Andrew Welsh (SNP), the committee’s convener, challenged management strategies for “less expensive staffing solutions . . . lower cost teaching support staff to deliver relevant parts of the provision and less staff-intensive curriculum delivery strategies”.

Mr Welsh, formerly a lecturer at Angus College, told Mr Frizzell: “If I read that aright, it means pay teachers less, replace lecturers with machines and produce a system that relies on part-time teachers on short-term contracts. Is that not a recipe for overstretched, insecure and tired staff who have no time for research, training or updating their subject skills, as well as for dissatisfied students?”
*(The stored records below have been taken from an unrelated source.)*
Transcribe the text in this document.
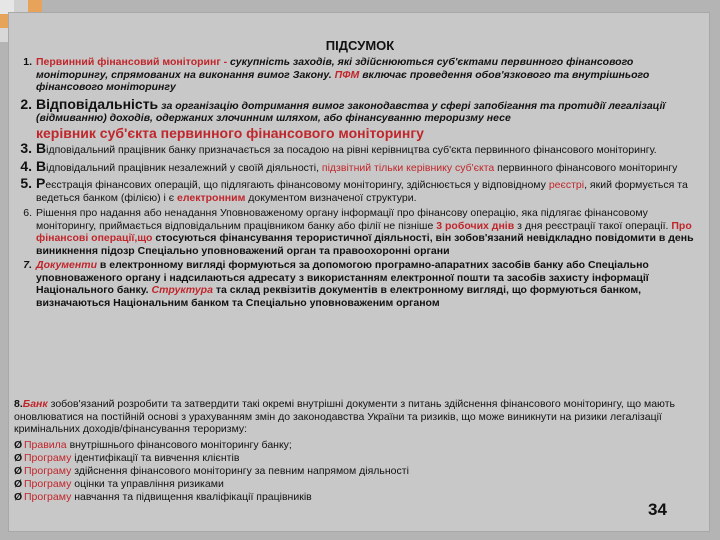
ПІДСУМОК
1. Первинний фінансовий моніторинг - сукупність заходів, які здійснюються суб'єктами первинного фінансового моніторингу, спрямованих на виконання вимог Закону. ПФМ включає проведення обов'язкового та внутрішнього фінансового моніторингу
2. Відповідальність за організацію дотримання вимог законодавства у сфері запобігання та протидії легалізації (відмиванню) доходів, одержаних злочинним шляхом, або фінансуванню тероризму несе
керівник суб'єкта первинного фінансового моніторингу
3. Відповідальний працівник банку призначається за посадою на рівні керівництва суб'єкта первинного фінансового моніторингу.
4. Відповідальний працівник незалежний у своїй діяльності, підзвітний тільки керівнику суб'єкта первинного фінансового моніторингу
5. Реєстрація фінансових операцій, що підлягають фінансовому моніторингу, здійснюється у відповідному реєстрі, який формується та ведеться банком (філією) і є електронним документом визначеної структури.
6. Рішення про надання або ненадання Уповноваженому органу інформації про фінансову операцію, яка підлягає фінансовому моніторингу, приймається відповідальним працівником банку або філії не пізніше 3 робочих днів з дня реєстрації такої операції. Про фінансові операції,що стосуються фінансування терористичної діяльності, він зобов'язаний невідкладно повідомити в день виникнення підозр Спеціально уповноважений орган та правоохоронні органи
7. Документи в електронному вигляді формуються за допомогою програмно-апаратних засобів банку або Спеціально уповноваженого органу і надсилаються адресату з використанням електронної пошти та засобів захисту інформації Національного банку. Структура та склад реквізитів документів в електронному вигляді, що формуються банком, визначаються Національним банком та Спеціально уповноваженим органом
8.Банк зобов'язаний розробити та затвердити такі окремі внутрішні документи з питань здійснення фінансового моніторингу, що мають оновлюватися на постійній основі з урахуванням змін до законодавства України та ризиків, що може виникнути на ризики легалізації кримінальних доходів/фінансування тероризму:
Ø Правила внутрішнього фінансового моніторингу банку;
Ø Програму ідентифікації та вивчення клієнтів
Ø Програму здійснення фінансового моніторингу за певним напрямом діяльності
Ø Програму оцінки та управління ризиками
Ø Програму навчання та підвищення кваліфікації працівників
34
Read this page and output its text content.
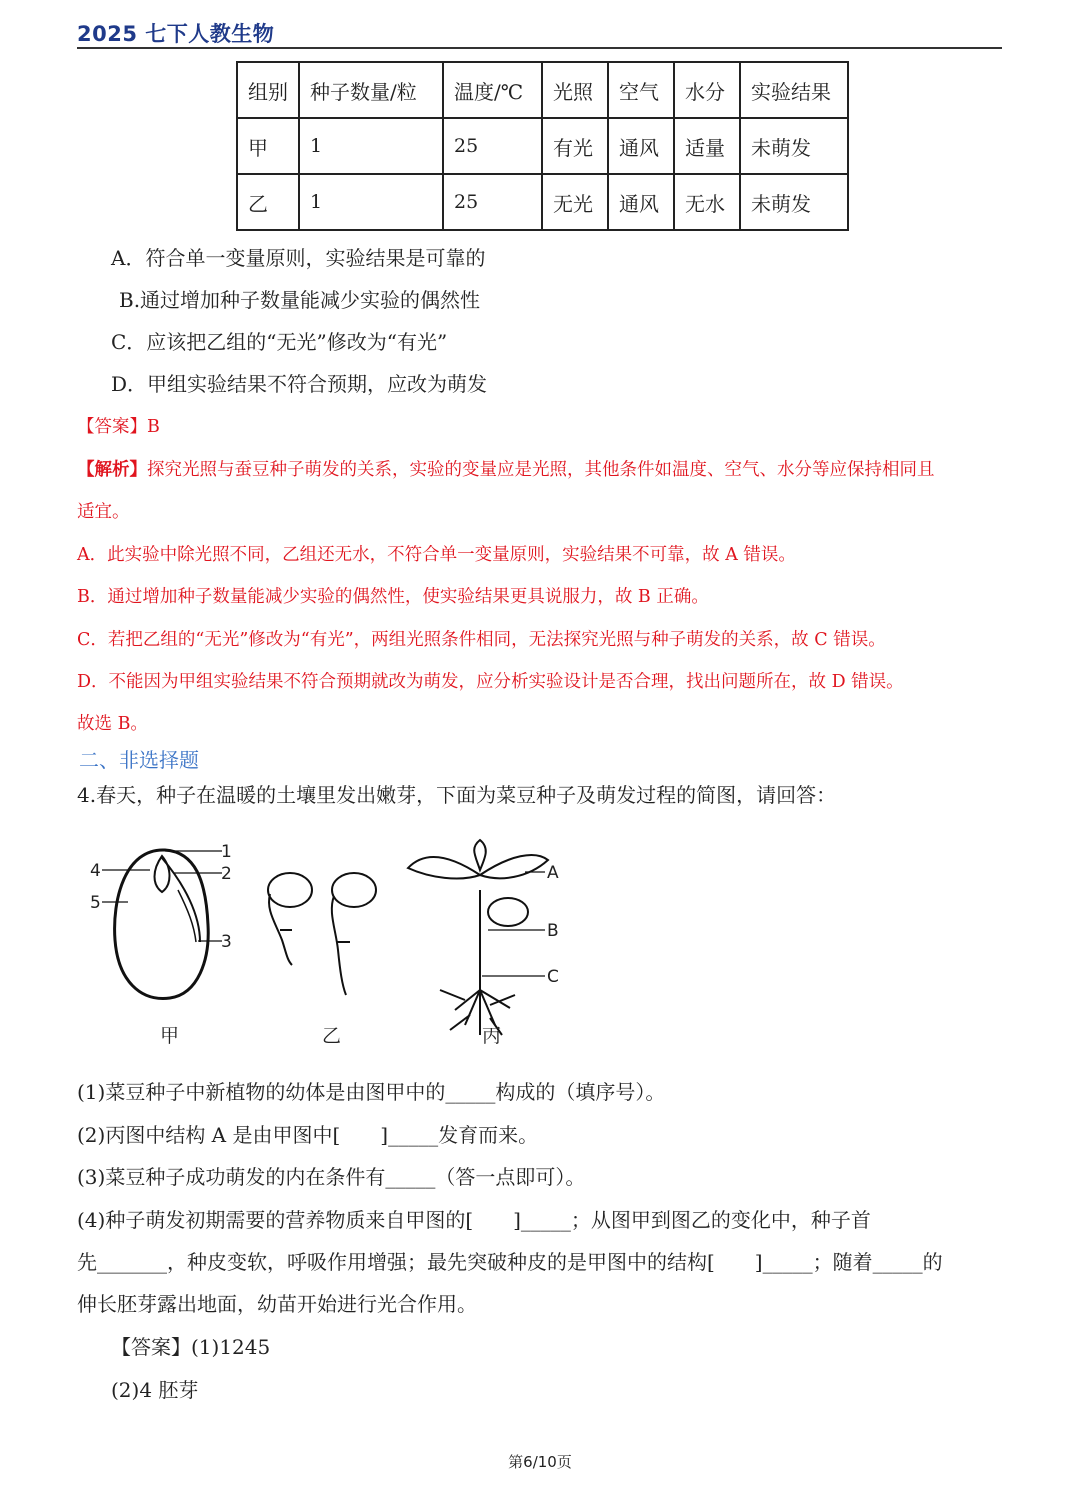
2025 七下人教生物
组别	种子数量/粒	温度/℃	光照	空气	水分	实验结果
甲	1	25	有光	通风	适量	未萌发
乙	1	25	无光	通风	无水	未萌发
A．符合单一变量原则，实验结果是可靠的
B.通过增加种子数量能减少实验的偶然性
C．应该把乙组的“无光”修改为“有光”
D．甲组实验结果不符合预期，应改为萌发
【答案】B
【解析】探究光照与蚕豆种子萌发的关系，实验的变量应是光照，其他条件如温度、空气、水分等应保持相同且
适宜。
A．此实验中除光照不同，乙组还无水，不符合单一变量原则，实验结果不可靠，故 A 错误。
B．通过增加种子数量能减少实验的偶然性，使实验结果更具说服力，故 B 正确。
C．若把乙组的“无光”修改为“有光”，两组光照条件相同，无法探究光照与种子萌发的关系，故 C 错误。
D．不能因为甲组实验结果不符合预期就改为萌发，应分析实验设计是否合理，找出问题所在，故 D 错误。
故选 B。
二、非选择题
4.春天，种子在温暖的土壤里发出嫩芽，下面为菜豆种子及萌发过程的简图，请回答：
1
2
3
4
5
A
B
C
甲	乙	丙
(1)菜豆种子中新植物的幼体是由图甲中的_____构成的（填序号）。
(2)丙图中结构 A 是由甲图中[　　]_____发育而来。
(3)菜豆种子成功萌发的内在条件有_____（答一点即可）。
(4)种子萌发初期需要的营养物质来自甲图的[　　]_____；从图甲到图乙的变化中，种子首
先_______，种皮变软，呼吸作用增强；最先突破种皮的是甲图中的结构[　　]_____；随着_____的
伸长胚芽露出地面，幼苗开始进行光合作用。
【答案】(1)1245
(2)4 胚芽
第6/10页
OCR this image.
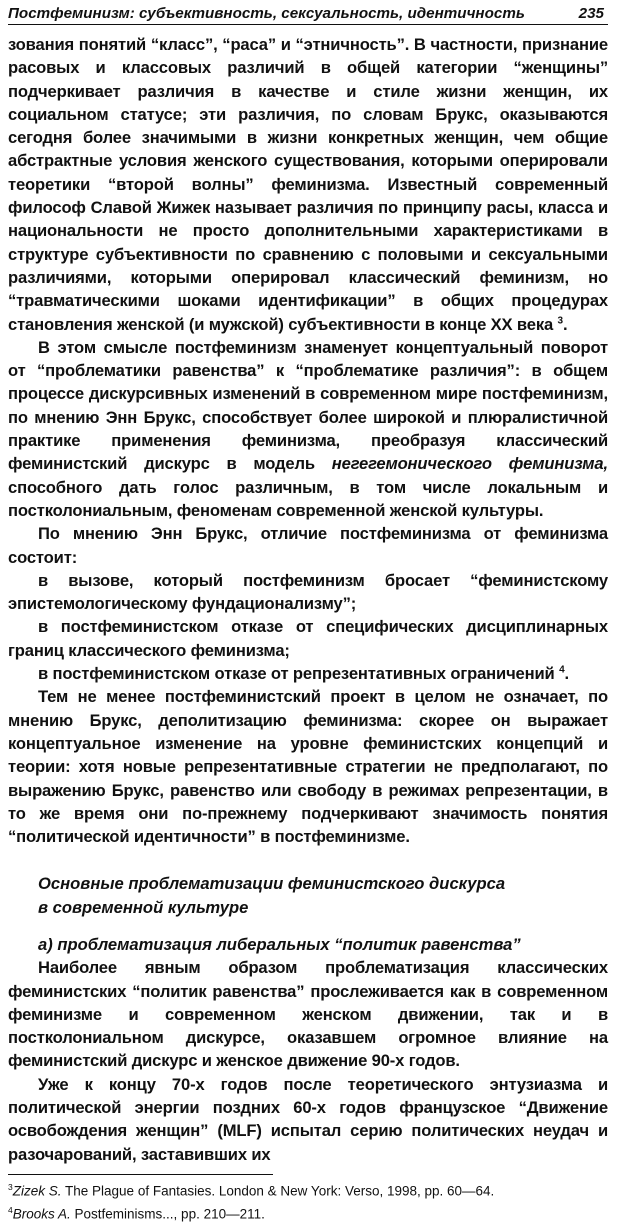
Постфеминизм: субъективность, сексуальность, идентичность	235

зования понятий “класс”, “раса” и “этничность”. В частности, признание расовых и классовых различий в общей категории “женщины” подчеркивает различия в качестве и стиле жизни женщин, их социальном статусе; эти различия, по словам Брукс, оказываются сегодня более значимыми в жизни конкретных женщин, чем общие абстрактные условия женского существования, которыми оперировали теоретики “второй волны” феминизма. Известный современный философ Славой Жижек называет различия по принципу расы, класса и национальности не просто дополнительными характеристиками в структуре субъективности по сравнению с половыми и сексуальными различиями, которыми оперировал классический феминизм, но “травматическими шоками идентификации” в общих процедурах становления женской (и мужской) субъективности в конце XX века $^3$.

В этом смысле постфеминизм знаменует концептуальный поворот от “проблематики равенства” к “проблематике различия”: в общем процессе дискурсивных изменений в современном мире постфеминизм, по мнению Энн Брукс, способствует более широкой и плюралистичной практике применения феминизма, преобразуя классический феминистский дискурс в модель негегемонического феминизма, способного дать голос различным, в том числе локальным и постколониальным, феноменам современной женской культуры.

По мнению Энн Брукс, отличие постфеминизма от феминизма состоит:

в вызове, который постфеминизм бросает “феминистскому эпистемологическому фундационализму”;

в постфеминистском отказе от специфических дисциплинарных границ классического феминизма;

в постфеминистском отказе от репрезентативных ограничений $^4$.

Тем не менее постфеминистский проект в целом не означает, по мнению Брукс, деполитизацию феминизма: скорее он выражает концептуальное изменение на уровне феминистских концепций и теории: хотя новые репрезентативные стратегии не предполагают, по выражению Брукс, равенство или свободу в режимах репрезентации, в то же время они по-прежнему подчеркивают значимость понятия “политической идентичности” в постфеминизме.

Основные проблематизации феминистского дискурса
в современной культуре
а) проблематизация либеральных “политик равенства”

Наиболее явным образом проблематизация классических феминистских “политик равенства” прослеживается как в современном феминизме и современном женском движении, так и в постколониальном дискурсе, оказавшем огромное влияние на феминистский дискурс и женское движение 90-х годов.

Уже к концу 70-х годов после теоретического энтузиазма и политической энергии поздних 60-х годов французское “Движение освобождения женщин” (MLF) испытал серию политических неудач и разочарований, заставивших их

$^3$Zizek S. The Plague of Fantasies. London & New York: Verso, 1998, pp. 60—64.

$^4$Brooks A. Postfeminisms..., pp. 210—211.
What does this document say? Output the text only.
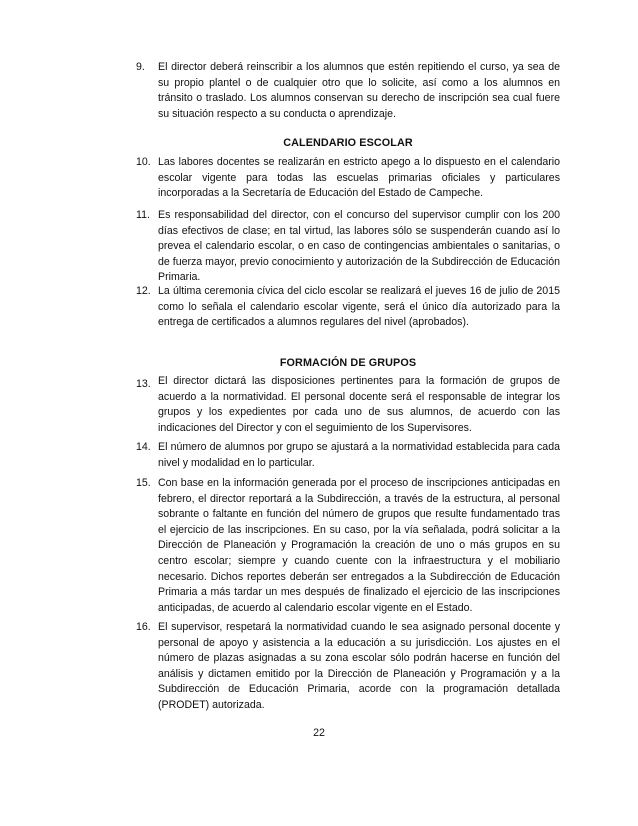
9.	El director deberá reinscribir a los alumnos que estén repitiendo el curso, ya sea de su propio plantel o de cualquier otro que lo solicite, así como a los alumnos en tránsito o traslado. Los alumnos conservan su derecho de inscripción sea cual fuere su situación respecto a su conducta o aprendizaje.
CALENDARIO ESCOLAR
10. Las labores docentes se realizarán en estricto apego a lo dispuesto en el calendario escolar vigente para todas las escuelas primarias oficiales y particulares incorporadas a la Secretaría de Educación del Estado de Campeche.
11. Es responsabilidad del director, con el concurso del supervisor cumplir con los 200 días efectivos de clase; en tal virtud, las labores sólo se suspenderán cuando así lo prevea el calendario escolar, o en caso de contingencias ambientales o sanitarias, o de fuerza mayor, previo conocimiento y autorización de la Subdirección de Educación Primaria.
12. La última ceremonia cívica del ciclo escolar se realizará el jueves 16 de julio de 2015 como lo señala el calendario escolar vigente, será el único día autorizado para la entrega de certificados a alumnos regulares del nivel (aprobados).
FORMACIÓN DE GRUPOS
13. El director dictará las disposiciones pertinentes para la formación de grupos de acuerdo a la normatividad. El personal docente será el responsable de integrar los grupos y los expedientes por cada uno de sus alumnos, de acuerdo con las indicaciones del Director y con el seguimiento de los Supervisores.
14. El número de alumnos por grupo se ajustará a la normatividad establecida para cada nivel y modalidad en lo particular.
15. Con base en la información generada por el proceso de inscripciones anticipadas en febrero, el director reportará a la Subdirección, a través de la estructura, al personal sobrante o faltante en función del número de grupos que resulte fundamentado tras el ejercicio de las inscripciones. En su caso, por la vía señalada, podrá solicitar a la Dirección de Planeación y Programación la creación de uno o más grupos en su centro escolar; siempre y cuando cuente con la infraestructura y el mobiliario necesario. Dichos reportes deberán ser entregados a la Subdirección de Educación Primaria a más tardar un mes después de finalizado el ejercicio de las inscripciones anticipadas, de acuerdo al calendario escolar vigente en el Estado.
16. El supervisor, respetará la normatividad cuando le sea asignado personal docente y personal de apoyo y asistencia a la educación a su jurisdicción. Los ajustes en el número de plazas asignadas a su zona escolar sólo podrán hacerse en función del análisis y dictamen emitido por la Dirección de Planeación y Programación y a la Subdirección de Educación Primaria, acorde con la programación detallada (PRODET) autorizada.
22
Mr Frizzell replied by criticising the National Audit Office report on college costs, which prompted the MSPs’ inquiry, for failing to recognise that cost-

cutting “is stressful for the staff involved and that, without their engagement, one will not be very successful in achieving one’s management objectives”.

But he said that staff costs and productivity “must be examined if substantial inroads are to be made into making efficiencies in the public sector”.

Mr Frizzell, formerly head of the Scottish Prison Service, also expressed scepticism about the ways in which college success is judged, a bone of contention for many college managers. “We must be cautious about the extent to which we judge a college’s effectiveness and efficiency on the performance indicators. There must be a balance.”

He was also sceptical about benchmarking, which allows colleges to compare their effectiveness against other colleges. “We should not get too hooked on it and see it as the sole process.”

The main value of such tools is that the results should prompt questions from “any management worth its salt”.